"""
Empirical likelihood inference on descriptive statistics
This module conducts hypothesis tests and constructs confidence
intervals for the mean, variance, skewness, kurtosis and correlation.
If matplotlib is installed, this module can also generate multivariate
confidence region plots as well as mean-variance contour plots.
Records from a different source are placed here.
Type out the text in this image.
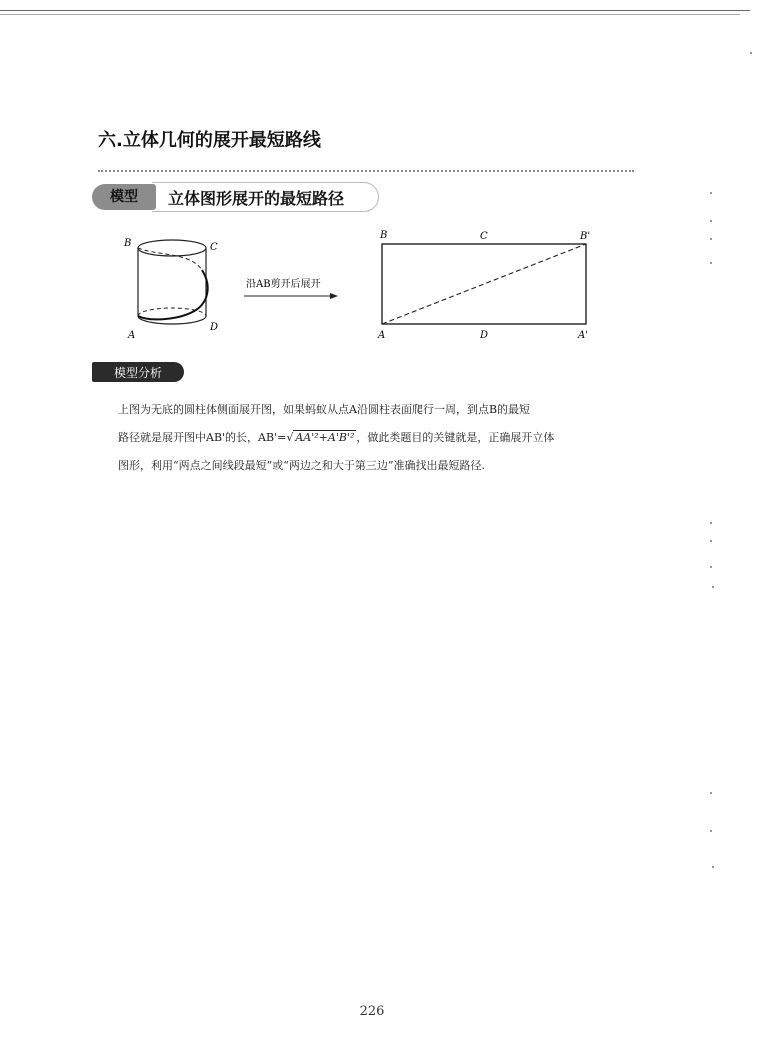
六.立体几何的展开最短路线
模型	立体图形展开的最短路径
B	C
A
D
沿AB剪开后展开
B	C	B'
A	D	A'
模型分析

上图为无底的圆柱体侧面展开图，如果蚂蚁从点A沿圆柱表面爬行一周，到点B的最短

路径就是展开图中AB'的长，AB'=√ AA'²+A'B'² ，做此类题目的关键就是，正确展开立体

图形，利用“两点之间线段最短”或“两边之和大于第三边”准确找出最短路径.

226
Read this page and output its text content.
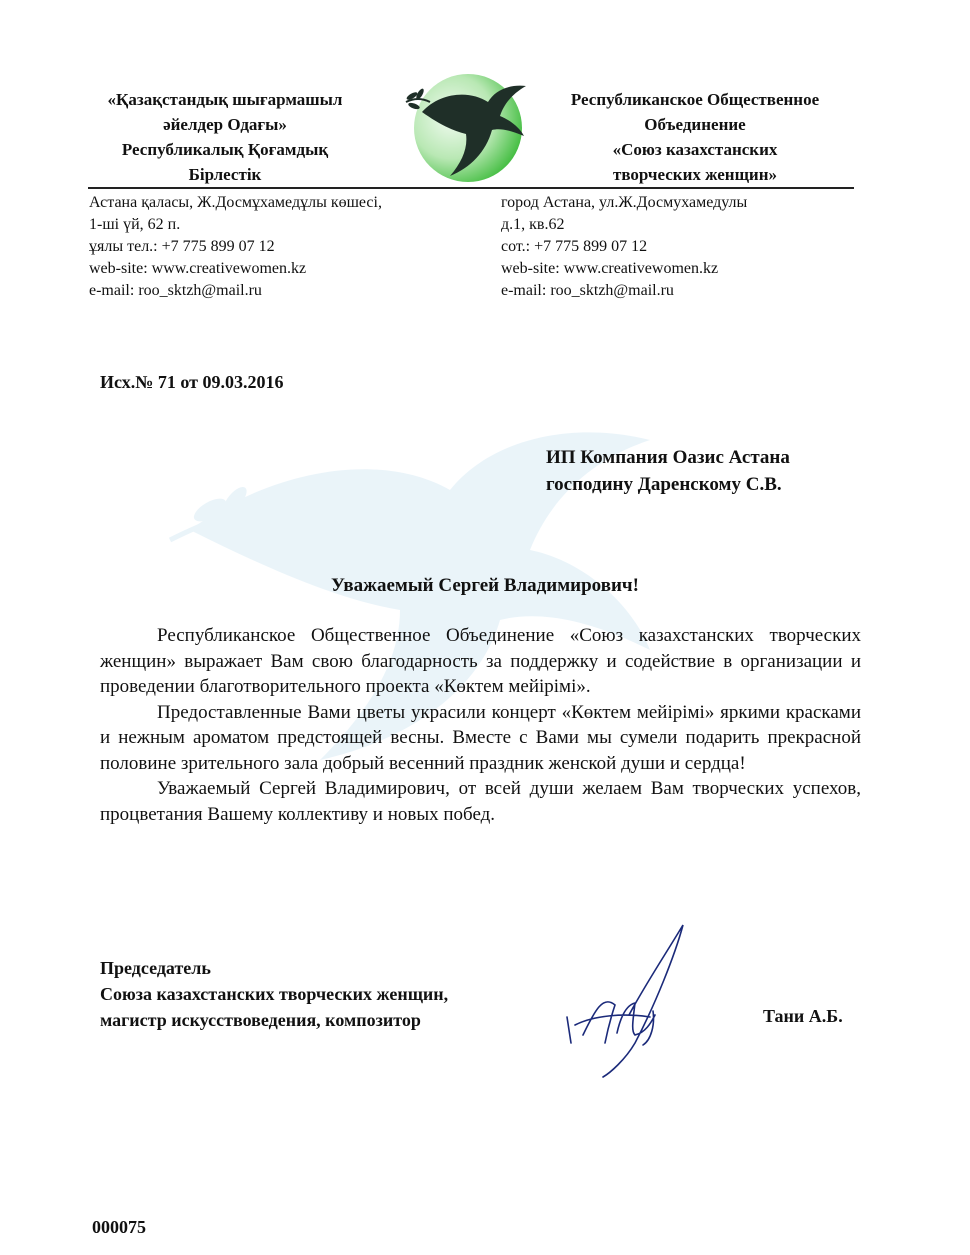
«Қазақстандық шығармашыл
әйелдер Одағы»
Республикалық Қоғамдық
Бірлестік
Республиканское Общественное
Объединение
«Союз казахстанских
творческих женщин»
Астана қаласы, Ж.Досмұхамедұлы көшесі,
1-ші үй, 62 п.
ұялы тел.: +7 775 899 07 12
web-site: www.creativewomen.kz
e-mail: roo_sktzh@mail.ru
город Астана, ул.Ж.Досмухамедулы
д.1, кв.62
сот.: +7 775 899 07 12
web-site: www.creativewomen.kz
e-mail: roo_sktzh@mail.ru
Исх.№ 71 от 09.03.2016
ИП Компания Оазис Астана
господину Даренскому С.В.
Уважаемый Сергей Владимирович!

Республиканское Общественное Объединение «Союз казахстанских творческих женщин» выражает Вам свою благодарность за поддержку и содействие в организации и проведении благотворительного проекта «Көктем мейірімі».

Предоставленные Вами цветы украсили концерт «Көктем мейірімі» яркими красками и нежным ароматом предстоящей весны. Вместе с Вами мы сумели подарить прекрасной половине зрительного зала добрый весенний праздник женской души и сердца!

Уважаемый Сергей Владимирович, от всей души желаем Вам творческих успехов, процветания Вашему коллективу и новых побед.

Председатель
Союза казахстанских творческих женщин,
магистр искусствоведения, композитор	Тани А.Б.
000075
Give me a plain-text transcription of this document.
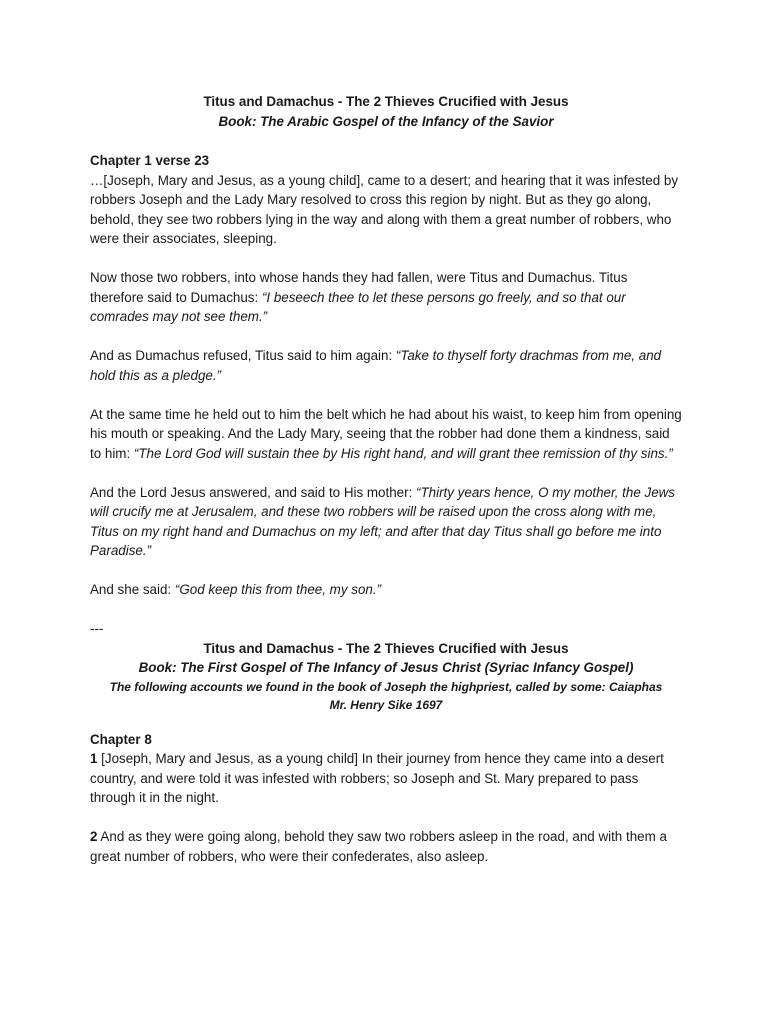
Titus and Damachus - The 2 Thieves Crucified with Jesus

Book: The Arabic Gospel of the Infancy of the Savior

Chapter 1 verse 23

…[Joseph, Mary and Jesus, as a young child], came to a desert; and hearing that it was infested by robbers Joseph and the Lady Mary resolved to cross this region by night. But as they go along, behold, they see two robbers lying in the way and along with them a great number of robbers, who were their associates, sleeping.

Now those two robbers, into whose hands they had fallen, were Titus and Dumachus. Titus therefore said to Dumachus: “I beseech thee to let these persons go freely, and so that our comrades may not see them.”

And as Dumachus refused, Titus said to him again: “Take to thyself forty drachmas from me, and hold this as a pledge.”

At the same time he held out to him the belt which he had about his waist, to keep him from opening his mouth or speaking. And the Lady Mary, seeing that the robber had done them a kindness, said to him: “The Lord God will sustain thee by His right hand, and will grant thee remission of thy sins.”

And the Lord Jesus answered, and said to His mother: “Thirty years hence, O my mother, the Jews will crucify me at Jerusalem, and these two robbers will be raised upon the cross along with me, Titus on my right hand and Dumachus on my left; and after that day Titus shall go before me into Paradise.”

And she said: “God keep this from thee, my son.”

---

Titus and Damachus - The 2 Thieves Crucified with Jesus

Book: The First Gospel of The Infancy of Jesus Christ (Syriac Infancy Gospel)

The following accounts we found in the book of Joseph the highpriest, called by some: Caiaphas

Mr. Henry Sike 1697

Chapter 8

1 [Joseph, Mary and Jesus, as a young child] In their journey from hence they came into a desert country, and were told it was infested with robbers; so Joseph and St. Mary prepared to pass through it in the night.

2 And as they were going along, behold they saw two robbers asleep in the road, and with them a great number of robbers, who were their confederates, also asleep.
See _OptFuncts docstring for technical details and optimization variable
definitions.
General References:
------------------
Owen, A. (2001). "Empirical Likelihood." Chapman and Hall
"""
import numpy as np
from scipy import optimize
from scipy.stats import chi2, skew, kurtosis
from statsmodels.base.optimizer import _fit_newton
import itertools
from statsmodels.graphics import utils
def DescStat(endog):
"""
Returns an instance to conduct inference on descriptive statistics
via empirical likelihood. See DescStatUV and DescStatMV for more
information.
Parameters
----------
endog : ndarray
Array of data
Returns : DescStat instance
If k=1, the function returns a univariate instance, DescStatUV.
If k>1, the function returns a multivariate instance, DescStatMV.
"""
if endog.ndim == 1:
endog = endog.reshape(len(endog), 1)
if endog.shape[1] == 1:
return DescStatUV(endog)
if endog.shape[1] > 1:
return DescStatMV(endog)
class _OptFuncts(object):
"""
A class that holds functions that are optimized/solved.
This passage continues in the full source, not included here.